Ölüm korkuma gelelim. Daha önce de düşündüm üzerine, önceleri birşey bırakamamaktan endişe ederdim, üretilmiş bir iş, bir eser. Unutulup gitmek bana çok acımasız gelirdi ve kıyamazdım kendime, birşey yapmalıyım derdim. Sonra baktım koca Dostoyevski, Tolstoy bile günün birinde unutabilir. Sonsuza kadar var olamaz hiç kimse. Her şey bitmeye mahkum. Herkes unutulmaya. Yalnız zaman farkıyla, biri 5 yıl sonra unutulur diğeri 5 bin yıl sonra. Dedim ki kendime, bir eser bırakamamaktan korkma, bak dünyaya sadece şu an 8 MİLYAR insan var, hadi korona 1 buçuk milyonunu eledi; hangi biri hatırlanacak. Kendimi sürüye dahil edince bir rahatladım, kalabalığın arasında kayboldum. Ölüm korkum da kayboldu, daha doğrusu öldükten sonra hatırlanmama korkum. 

Dönem itibariyle nispeten genç olduğum için daha az düşünüyor olma ya da kendime şimdilik uzak hissediyor olmakla beraber, okuduğum öykülerde çok genç insanlar da yoğun şekilde bu korkuyu yaşıyor. Ölme korkusu konusunda daha rahat olmamın nedeni pek çok insana göre gerçekten istediğim gibi yaşamış ve hala yaşıyor olmak. eh eksikler her zaman olur ama büyük ölçüde hakikatten ne istediysem onu yaşadım hep. 

Basit bir eylem gibi dursa da irade isteyen bir iştir, okudum. Küçük yaşımdan beri okullarımdaki insanlarla iletişim gerektiren faaliyetlere hep katıldım. Bu faaliyetlerin de vasıtasıyla ülkenin pek çok şehrini dolaştım, ailemin itirazlarına rağmen. Laf olsun diye itiraz ettiklerini düşünüyorum tabi şu an :D bununla ilgili kısa bir öykümü yazacağım sonra. Hatta bazen sırf gezip görebilmek için kendime bu faaliyet alanlarını özellikle seçtiğimi düşünüyorum, bilinçli olarak değil tabi.
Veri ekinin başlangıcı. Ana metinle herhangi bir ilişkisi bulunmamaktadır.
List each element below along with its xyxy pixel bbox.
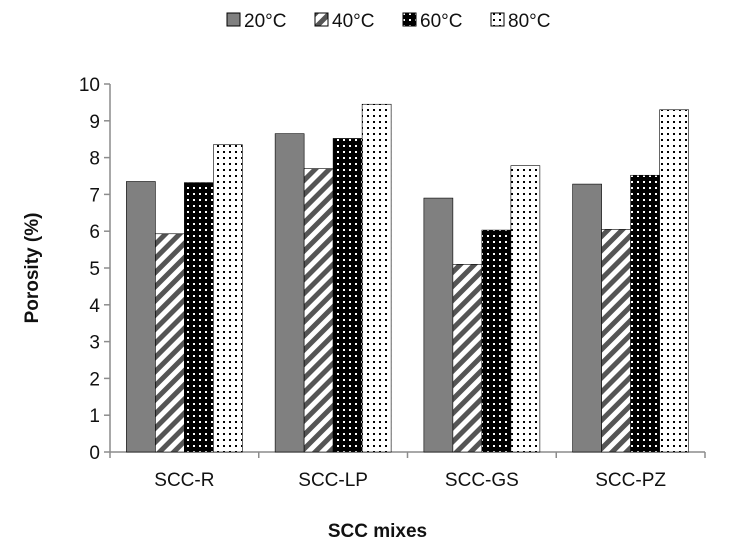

Aşık oldum, aşık olundum, güzel ilişkiler de yaşadım, berbat ilişkiler; terk ettim, terk edildim. Ama yaşamaktan kaçmadım, korkmadım. Kötüyse kötü yaşayayım ders olur, yeter ki pasif durmayayım. 60-70 yaşına gelince abartmayayım da :D büyük çoğunluğu dernekçilik yapar ben 2oli yaşlarımda dernekçiliğin içindeydim tonla görevim vardı, koştururdum. Mesleğim de öyle. Sürekli yeni yerler görmeye, keşfetmeye, galeriler, müzeler, şehirler, insanlar, dış dünya ve iç dünyamı keşif için çok uygun bir meslek. 

Hani toplasan içimde ukde kalan az şey vardır. Belki bu nedenle yani gerçekten yaşadığım için daha az ölüm korkusu duyuyorum. 

İlk cümleye döneyim. İyi korkmuyorsun anladık da, bak kaçıncı seferdir ölümden bahsetmişsin. Hayırdır?